Judge Estella Moriarty ruled yesterday that doctors can take as many transplant organs as possible from the terminally ill infant as long as they don't kill her in the process.
In practical terms, the decision clears the way for only one kidney to be taken, a University of Miami transplant expert said. To remove the more valuable organs would kill the baby and violate the judge's ruling.
"She has no life," said her mother, Laura Campo, who attended yesterday's hearing with tears streaming down her face. "This doesn't make any sense."
With or without the donor surgery, Theresa most likely will die within a week, doctors say. Born Saturday morning with a defect known as anencephaly, she continued to cling to life last night with no skull or scalp and nothing but a stub of brain to keep her heart and lungs working.
Visibly moved by Ms. Campo's tears, the soft-spoken Judge Moriarty said she sympathized with the mother's desire to help other babies live by giving up her daughter's organs. But Judge Moriarty said state law was inflexible in its requirement that Theresa have no brain activity before she can be declared dead and all her organs taken.

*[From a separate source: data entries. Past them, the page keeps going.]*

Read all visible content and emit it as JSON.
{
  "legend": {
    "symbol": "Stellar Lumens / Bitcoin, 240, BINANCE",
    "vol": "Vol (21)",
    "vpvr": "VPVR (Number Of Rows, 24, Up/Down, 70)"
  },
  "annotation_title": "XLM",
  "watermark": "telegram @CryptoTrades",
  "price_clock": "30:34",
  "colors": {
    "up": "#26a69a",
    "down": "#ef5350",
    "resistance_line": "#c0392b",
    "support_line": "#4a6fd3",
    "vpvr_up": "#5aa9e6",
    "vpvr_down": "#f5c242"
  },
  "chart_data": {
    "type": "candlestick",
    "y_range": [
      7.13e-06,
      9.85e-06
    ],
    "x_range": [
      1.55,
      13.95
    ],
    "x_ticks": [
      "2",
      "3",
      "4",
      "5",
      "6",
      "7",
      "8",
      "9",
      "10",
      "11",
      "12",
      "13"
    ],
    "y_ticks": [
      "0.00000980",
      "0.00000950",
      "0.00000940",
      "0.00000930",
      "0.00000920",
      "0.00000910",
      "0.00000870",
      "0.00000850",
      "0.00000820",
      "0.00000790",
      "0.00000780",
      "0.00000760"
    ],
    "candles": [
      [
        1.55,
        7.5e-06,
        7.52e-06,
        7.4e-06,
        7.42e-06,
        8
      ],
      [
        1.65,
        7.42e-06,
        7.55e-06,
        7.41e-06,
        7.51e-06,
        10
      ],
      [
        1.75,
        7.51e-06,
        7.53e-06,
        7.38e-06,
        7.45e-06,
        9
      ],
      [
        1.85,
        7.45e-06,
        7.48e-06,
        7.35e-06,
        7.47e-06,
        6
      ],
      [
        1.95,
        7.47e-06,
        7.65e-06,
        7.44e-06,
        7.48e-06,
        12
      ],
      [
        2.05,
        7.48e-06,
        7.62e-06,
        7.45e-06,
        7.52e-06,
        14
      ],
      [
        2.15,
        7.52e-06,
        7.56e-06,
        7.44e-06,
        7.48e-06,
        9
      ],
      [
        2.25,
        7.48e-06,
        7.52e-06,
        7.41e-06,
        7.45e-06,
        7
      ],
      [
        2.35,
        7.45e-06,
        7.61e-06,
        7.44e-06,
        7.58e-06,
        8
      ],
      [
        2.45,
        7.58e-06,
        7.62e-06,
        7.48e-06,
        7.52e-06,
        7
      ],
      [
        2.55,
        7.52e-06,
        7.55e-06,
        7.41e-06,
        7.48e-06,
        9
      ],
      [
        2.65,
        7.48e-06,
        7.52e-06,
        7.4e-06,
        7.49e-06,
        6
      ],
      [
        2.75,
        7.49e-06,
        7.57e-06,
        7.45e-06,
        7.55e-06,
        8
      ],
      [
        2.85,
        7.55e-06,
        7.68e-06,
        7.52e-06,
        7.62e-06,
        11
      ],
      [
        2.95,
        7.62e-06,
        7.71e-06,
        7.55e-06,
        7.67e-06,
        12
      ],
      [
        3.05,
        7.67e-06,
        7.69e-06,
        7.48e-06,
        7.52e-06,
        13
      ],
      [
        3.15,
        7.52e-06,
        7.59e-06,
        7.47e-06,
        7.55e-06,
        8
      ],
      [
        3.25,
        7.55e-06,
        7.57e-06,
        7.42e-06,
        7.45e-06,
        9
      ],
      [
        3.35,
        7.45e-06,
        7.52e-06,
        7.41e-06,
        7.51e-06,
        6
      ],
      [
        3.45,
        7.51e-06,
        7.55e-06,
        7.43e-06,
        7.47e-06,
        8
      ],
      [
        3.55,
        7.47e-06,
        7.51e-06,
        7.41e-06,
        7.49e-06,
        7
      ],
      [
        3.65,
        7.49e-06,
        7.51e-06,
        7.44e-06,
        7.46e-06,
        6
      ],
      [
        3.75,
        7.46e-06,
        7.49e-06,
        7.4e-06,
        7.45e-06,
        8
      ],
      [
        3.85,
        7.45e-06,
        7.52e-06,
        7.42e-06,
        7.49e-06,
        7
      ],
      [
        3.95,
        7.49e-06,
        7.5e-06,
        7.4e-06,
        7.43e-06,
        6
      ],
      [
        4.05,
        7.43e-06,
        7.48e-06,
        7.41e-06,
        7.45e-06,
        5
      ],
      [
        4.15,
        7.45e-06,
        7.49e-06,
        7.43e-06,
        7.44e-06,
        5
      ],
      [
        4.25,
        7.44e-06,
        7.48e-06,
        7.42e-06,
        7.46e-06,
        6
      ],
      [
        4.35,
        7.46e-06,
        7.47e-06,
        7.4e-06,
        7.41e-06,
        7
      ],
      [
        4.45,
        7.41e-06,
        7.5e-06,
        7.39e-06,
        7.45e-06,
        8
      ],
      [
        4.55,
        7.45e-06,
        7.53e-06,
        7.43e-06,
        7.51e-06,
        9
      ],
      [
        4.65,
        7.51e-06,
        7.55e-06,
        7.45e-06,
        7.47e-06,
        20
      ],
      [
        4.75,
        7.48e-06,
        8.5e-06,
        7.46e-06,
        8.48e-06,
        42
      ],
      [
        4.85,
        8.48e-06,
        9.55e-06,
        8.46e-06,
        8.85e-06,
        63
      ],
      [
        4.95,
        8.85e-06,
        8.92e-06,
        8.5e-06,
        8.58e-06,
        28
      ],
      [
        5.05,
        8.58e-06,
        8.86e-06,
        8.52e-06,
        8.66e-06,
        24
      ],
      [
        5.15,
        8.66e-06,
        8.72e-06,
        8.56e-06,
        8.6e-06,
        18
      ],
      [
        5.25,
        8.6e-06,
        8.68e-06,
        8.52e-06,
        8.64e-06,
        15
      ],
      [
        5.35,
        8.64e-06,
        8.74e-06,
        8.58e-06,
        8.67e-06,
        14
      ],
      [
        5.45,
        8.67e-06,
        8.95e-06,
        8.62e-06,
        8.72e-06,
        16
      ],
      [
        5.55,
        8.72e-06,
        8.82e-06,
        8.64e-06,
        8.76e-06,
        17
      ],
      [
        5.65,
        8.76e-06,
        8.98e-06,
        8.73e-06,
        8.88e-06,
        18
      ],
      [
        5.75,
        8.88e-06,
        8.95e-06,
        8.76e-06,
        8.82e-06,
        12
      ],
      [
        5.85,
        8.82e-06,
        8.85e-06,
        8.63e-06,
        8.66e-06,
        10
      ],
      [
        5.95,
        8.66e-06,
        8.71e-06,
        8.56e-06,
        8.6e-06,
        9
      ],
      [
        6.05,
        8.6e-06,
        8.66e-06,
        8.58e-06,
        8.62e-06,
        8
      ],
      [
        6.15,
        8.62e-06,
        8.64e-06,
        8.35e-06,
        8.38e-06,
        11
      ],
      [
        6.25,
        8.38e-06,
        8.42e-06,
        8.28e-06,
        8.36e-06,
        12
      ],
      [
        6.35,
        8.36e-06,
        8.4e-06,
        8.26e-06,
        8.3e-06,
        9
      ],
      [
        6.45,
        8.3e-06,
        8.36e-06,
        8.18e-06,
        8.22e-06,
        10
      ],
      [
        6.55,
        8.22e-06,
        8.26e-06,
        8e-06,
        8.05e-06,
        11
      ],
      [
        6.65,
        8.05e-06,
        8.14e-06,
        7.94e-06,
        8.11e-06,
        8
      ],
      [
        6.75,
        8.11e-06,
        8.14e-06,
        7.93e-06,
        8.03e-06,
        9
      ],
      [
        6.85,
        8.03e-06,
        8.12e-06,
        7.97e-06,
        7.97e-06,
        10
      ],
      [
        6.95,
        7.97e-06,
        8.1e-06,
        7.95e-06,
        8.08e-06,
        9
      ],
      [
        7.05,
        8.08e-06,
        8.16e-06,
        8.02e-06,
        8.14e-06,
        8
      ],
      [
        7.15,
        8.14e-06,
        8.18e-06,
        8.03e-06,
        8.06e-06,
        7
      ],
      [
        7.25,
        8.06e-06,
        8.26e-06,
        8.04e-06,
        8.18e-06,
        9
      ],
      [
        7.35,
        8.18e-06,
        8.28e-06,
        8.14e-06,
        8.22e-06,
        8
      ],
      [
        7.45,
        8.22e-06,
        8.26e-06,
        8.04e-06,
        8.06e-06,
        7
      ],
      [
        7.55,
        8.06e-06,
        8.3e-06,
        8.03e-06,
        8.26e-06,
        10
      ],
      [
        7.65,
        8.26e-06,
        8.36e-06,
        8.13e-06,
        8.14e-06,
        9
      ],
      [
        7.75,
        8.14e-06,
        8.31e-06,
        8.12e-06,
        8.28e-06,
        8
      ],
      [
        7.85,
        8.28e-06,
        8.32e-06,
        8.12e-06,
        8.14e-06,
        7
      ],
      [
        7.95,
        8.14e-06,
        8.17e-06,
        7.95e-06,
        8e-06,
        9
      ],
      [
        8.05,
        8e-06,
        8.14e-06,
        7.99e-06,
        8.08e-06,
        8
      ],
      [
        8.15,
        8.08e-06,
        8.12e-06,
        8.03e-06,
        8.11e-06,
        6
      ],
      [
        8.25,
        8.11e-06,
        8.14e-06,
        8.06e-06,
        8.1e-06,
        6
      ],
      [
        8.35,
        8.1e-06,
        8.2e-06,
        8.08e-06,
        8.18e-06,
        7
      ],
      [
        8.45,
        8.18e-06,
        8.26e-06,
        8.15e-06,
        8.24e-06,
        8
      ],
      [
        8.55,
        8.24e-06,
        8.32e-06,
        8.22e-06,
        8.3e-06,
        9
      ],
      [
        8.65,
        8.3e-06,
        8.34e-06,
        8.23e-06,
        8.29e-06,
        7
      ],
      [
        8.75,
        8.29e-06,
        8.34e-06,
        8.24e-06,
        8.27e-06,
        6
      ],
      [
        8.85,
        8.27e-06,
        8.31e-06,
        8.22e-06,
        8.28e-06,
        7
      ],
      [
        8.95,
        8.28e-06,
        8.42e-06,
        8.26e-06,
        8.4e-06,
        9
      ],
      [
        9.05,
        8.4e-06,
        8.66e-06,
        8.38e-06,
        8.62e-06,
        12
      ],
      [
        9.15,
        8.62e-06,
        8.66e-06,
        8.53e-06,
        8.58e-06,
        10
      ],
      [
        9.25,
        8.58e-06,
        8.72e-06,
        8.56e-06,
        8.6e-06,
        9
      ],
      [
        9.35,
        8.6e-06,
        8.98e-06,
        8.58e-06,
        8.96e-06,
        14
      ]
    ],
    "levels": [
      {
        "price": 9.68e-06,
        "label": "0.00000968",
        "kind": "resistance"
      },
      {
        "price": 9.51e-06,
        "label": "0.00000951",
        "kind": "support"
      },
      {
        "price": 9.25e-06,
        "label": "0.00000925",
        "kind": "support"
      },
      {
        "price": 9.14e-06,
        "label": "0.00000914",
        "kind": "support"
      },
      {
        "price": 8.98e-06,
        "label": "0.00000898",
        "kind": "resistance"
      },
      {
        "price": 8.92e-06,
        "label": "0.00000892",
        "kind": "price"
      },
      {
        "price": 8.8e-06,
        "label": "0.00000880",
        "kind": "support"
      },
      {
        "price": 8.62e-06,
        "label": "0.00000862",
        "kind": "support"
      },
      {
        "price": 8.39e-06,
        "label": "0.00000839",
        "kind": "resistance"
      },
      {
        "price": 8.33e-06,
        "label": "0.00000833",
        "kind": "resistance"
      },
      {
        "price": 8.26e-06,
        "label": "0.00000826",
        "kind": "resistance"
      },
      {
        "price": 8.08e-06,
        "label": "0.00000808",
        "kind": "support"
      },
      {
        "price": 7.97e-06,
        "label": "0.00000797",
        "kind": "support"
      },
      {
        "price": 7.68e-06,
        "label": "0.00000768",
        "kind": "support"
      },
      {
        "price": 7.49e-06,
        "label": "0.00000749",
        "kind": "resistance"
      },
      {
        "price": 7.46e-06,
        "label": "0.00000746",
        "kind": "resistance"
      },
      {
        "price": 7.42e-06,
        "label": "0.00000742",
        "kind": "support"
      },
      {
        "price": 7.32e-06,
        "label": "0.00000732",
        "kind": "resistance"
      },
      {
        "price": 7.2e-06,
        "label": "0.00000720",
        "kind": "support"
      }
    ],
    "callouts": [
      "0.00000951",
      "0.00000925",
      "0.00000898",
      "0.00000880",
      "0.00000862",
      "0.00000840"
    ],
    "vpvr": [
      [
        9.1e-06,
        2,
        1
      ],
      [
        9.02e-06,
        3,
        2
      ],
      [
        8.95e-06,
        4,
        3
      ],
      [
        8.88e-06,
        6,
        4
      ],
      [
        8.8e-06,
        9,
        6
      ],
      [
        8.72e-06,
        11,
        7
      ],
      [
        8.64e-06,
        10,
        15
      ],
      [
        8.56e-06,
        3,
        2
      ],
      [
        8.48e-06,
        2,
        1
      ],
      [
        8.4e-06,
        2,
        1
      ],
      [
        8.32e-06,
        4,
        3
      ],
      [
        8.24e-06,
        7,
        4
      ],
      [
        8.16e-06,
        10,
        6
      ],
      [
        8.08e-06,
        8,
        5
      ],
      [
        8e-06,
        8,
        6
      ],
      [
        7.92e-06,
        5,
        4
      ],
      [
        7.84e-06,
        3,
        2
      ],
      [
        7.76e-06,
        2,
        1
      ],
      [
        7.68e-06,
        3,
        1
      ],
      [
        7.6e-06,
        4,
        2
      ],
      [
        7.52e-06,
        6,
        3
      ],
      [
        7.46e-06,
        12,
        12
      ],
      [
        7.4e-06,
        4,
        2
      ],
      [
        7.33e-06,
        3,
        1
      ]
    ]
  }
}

"I love kids as much as anybody," testified Ms. Campo, 30, a waitress and the mother of three healthy children, as tears ran down her face. "If my kid can help another baby live, then that is what we want to do."
Judge Moriarty nonetheless was forced to agree with attorneys for the state and the hospital.
"Death is a fact," Judge Moriarty said, "not an opinion."
But by the time the law's definition of death is satisfied, Theresa's organs will be useless, testified Dr. Richard Beach, one of Theresa's doctors.
Theresa's father, Justin Pearson, said last night he was stunned by the decision.
"I don't think it's right," he said. "It's pretty clear what the right thing to do is."
Les Olson, director of organ procurement for the University of Miami, said a decision was to be made today whether to proceed with the kidney operation.
If Theresa dies, doctors probably would not take any other organs -- despite the fact that infant donor organs are the hardest to come by and 350 children nationwide need them, Mr. Olson said.
"That's a tough question," Mr. Olson said last night during a break in a conference on Theresa's fate. "We probably wouldn't do it because people would accuse us of having a slippery knife. We can't afford that public perception. Donor programs rely on trust."
Dr. Beach, a neonatologist at Broward General, said the ruling also leaves doctors with an ethical and legal dilemma to struggle with today.
"The judge said we can't do any surgery that is threatening to the baby's life," he said last night. "Well, the problem with that is that any surgery is inherently life-threatening. The entire decision is a gray area. I don't know what we'll do when the time comes."
Walter Campbell Jr., a Fort Lauderdale lawyer who agreed to handle Theresa's case without charge, said that if doctors don't perform the surgery, he most likely will appeal Judge Moriarty's decision and mount a full-scale court assault on the state law.